APS rejects this picture.
Agency is not a property of a level. It is a mode of organisation: viability-oriented, constraint-closed activity that may be realised across different spatial and temporal extents.
What matters is not hierarchical position, but whether a system sustains its own organisation and can succeed or fail for itself.
Organisational Domains and Explanatory Perspective
APS distinguishes scale from domain of explanation.
Scale concerns how processes are organised and coupled across space and time. A domain specifies how that same organisation is being explained—for example, mechanistically, functionally, evolutionarily, or agentially.
Multiple explanatory domains may apply simultaneously to the same system. Invoking a new domain does not introduce a new level of organisation.
From Levels to Scale-Coupled Organisation
Where standard biology refers to levels of organisation, APS instead speaks of:
- differences in spatial–temporal extent
- differences in descriptive resolution
- differences in organisational coupling and constraint relations
Biological organisation is not arranged into ontologically distinct strata, nor governed by layered control architectures.

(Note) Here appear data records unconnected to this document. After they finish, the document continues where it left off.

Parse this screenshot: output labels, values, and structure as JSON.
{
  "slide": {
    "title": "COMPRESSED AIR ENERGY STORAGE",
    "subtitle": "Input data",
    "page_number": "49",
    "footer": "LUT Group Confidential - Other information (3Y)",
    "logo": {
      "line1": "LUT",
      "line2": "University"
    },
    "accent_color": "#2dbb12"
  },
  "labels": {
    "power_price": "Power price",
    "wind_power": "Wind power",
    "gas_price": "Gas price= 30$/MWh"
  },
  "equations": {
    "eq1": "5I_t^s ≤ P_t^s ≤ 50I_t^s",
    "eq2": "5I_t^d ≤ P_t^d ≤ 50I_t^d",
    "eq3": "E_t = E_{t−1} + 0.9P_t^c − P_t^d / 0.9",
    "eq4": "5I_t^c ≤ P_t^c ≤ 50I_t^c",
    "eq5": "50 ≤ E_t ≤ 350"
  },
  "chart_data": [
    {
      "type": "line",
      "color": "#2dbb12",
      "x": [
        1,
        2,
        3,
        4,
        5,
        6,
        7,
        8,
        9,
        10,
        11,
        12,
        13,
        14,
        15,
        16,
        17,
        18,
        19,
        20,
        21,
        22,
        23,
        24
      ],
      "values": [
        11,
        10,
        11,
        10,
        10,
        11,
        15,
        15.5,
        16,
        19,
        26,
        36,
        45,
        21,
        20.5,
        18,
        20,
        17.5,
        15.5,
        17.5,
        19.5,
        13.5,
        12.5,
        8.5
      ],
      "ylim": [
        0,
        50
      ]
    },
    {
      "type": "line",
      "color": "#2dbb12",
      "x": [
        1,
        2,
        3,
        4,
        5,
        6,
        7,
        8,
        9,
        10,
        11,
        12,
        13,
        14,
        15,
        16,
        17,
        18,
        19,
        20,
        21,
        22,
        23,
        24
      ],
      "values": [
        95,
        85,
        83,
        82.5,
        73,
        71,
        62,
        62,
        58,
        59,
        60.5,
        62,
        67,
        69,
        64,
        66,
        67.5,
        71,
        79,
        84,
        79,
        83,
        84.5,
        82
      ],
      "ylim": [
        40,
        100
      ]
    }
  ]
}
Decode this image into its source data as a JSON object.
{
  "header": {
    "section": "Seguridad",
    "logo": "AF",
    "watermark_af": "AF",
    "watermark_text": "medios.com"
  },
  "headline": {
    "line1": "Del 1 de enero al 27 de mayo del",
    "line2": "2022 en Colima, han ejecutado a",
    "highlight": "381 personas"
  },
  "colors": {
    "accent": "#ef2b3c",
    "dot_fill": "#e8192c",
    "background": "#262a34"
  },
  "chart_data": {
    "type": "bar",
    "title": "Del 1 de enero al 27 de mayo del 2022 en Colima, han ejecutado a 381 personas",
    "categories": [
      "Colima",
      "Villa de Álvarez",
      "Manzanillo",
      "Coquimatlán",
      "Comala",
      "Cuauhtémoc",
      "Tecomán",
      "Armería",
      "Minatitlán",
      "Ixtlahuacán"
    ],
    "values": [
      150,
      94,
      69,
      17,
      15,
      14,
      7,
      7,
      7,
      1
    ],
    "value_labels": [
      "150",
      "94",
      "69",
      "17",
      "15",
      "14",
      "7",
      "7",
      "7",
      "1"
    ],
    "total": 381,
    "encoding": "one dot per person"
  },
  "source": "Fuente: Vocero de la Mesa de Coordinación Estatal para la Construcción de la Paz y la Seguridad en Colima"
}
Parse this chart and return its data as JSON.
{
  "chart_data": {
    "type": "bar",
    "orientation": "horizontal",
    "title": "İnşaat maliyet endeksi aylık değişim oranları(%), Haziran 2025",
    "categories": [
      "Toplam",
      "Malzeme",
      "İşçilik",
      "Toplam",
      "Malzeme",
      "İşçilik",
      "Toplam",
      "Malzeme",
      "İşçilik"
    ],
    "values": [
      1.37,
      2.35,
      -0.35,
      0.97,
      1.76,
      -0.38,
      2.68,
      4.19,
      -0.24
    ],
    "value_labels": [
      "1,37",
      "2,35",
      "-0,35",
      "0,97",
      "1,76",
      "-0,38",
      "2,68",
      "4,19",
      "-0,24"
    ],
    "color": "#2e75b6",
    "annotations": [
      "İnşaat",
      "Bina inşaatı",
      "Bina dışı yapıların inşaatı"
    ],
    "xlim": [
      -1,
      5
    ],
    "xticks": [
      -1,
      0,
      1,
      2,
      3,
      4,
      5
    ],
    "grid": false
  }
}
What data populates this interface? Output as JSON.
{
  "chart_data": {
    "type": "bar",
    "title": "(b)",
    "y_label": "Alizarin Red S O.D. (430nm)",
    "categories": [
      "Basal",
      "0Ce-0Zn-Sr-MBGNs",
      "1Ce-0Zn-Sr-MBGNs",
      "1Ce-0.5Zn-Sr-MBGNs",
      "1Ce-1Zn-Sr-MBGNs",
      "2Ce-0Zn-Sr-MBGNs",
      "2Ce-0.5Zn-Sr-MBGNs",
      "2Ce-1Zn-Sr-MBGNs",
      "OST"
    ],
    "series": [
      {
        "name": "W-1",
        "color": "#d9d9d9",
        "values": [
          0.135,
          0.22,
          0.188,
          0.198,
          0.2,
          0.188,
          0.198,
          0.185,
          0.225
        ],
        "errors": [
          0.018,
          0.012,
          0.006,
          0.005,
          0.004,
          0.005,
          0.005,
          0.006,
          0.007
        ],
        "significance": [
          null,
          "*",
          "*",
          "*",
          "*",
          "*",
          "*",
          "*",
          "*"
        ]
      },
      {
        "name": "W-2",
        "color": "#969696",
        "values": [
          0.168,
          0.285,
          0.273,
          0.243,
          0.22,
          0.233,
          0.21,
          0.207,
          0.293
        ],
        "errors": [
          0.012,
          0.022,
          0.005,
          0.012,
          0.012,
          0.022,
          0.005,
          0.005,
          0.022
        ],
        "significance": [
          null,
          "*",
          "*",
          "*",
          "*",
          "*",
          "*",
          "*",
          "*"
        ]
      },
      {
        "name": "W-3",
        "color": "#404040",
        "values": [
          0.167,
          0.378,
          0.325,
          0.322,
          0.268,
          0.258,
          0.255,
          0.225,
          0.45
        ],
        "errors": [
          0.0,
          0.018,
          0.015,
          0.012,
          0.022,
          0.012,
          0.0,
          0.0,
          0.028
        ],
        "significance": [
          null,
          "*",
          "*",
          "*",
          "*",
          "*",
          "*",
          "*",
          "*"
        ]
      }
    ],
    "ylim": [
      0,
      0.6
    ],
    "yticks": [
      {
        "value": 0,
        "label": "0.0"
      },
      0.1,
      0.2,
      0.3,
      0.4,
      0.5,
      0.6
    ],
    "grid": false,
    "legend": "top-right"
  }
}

APS does not deny novelty. It denies that novelty requires ontologically new strata.
Constraint Relations Replace Hierarchical Control
Hierarchical thinking often smuggles in metaphors of control.
APS replaces control metaphors with constraints.
Constraints shape what processes can occur, and processes in turn maintain, modify, or dissolve constraints. This reciprocal dynamic explains regulation, robustness, and adaptation without invoking layered control architectures.
Translating Standard Biology Without Policing Language
APS does not deny that biologists routinely use hierarchical language.
Instead, it treats levels of organisation as a translation problem.
Where standard biology speaks of levels, APS translates this into:
- differences of scale
- differences of organisational coupling
- differences of explanatory domain
This preserves empirical content while avoiding hierarchical commitments. APS disciplines language not by prohibition, but by clarification.
Summary
Hierarchy is a useful descriptive shortcut in biology, but it becomes misleading when treated as an explanatory principle.
Living organisation is not ontologically stratified into discrete tiers of causal authority. It is organised through constraint-mediated processes that sustain viability across space and time.
Life is not a stack of levels.
It is organised activity across scale.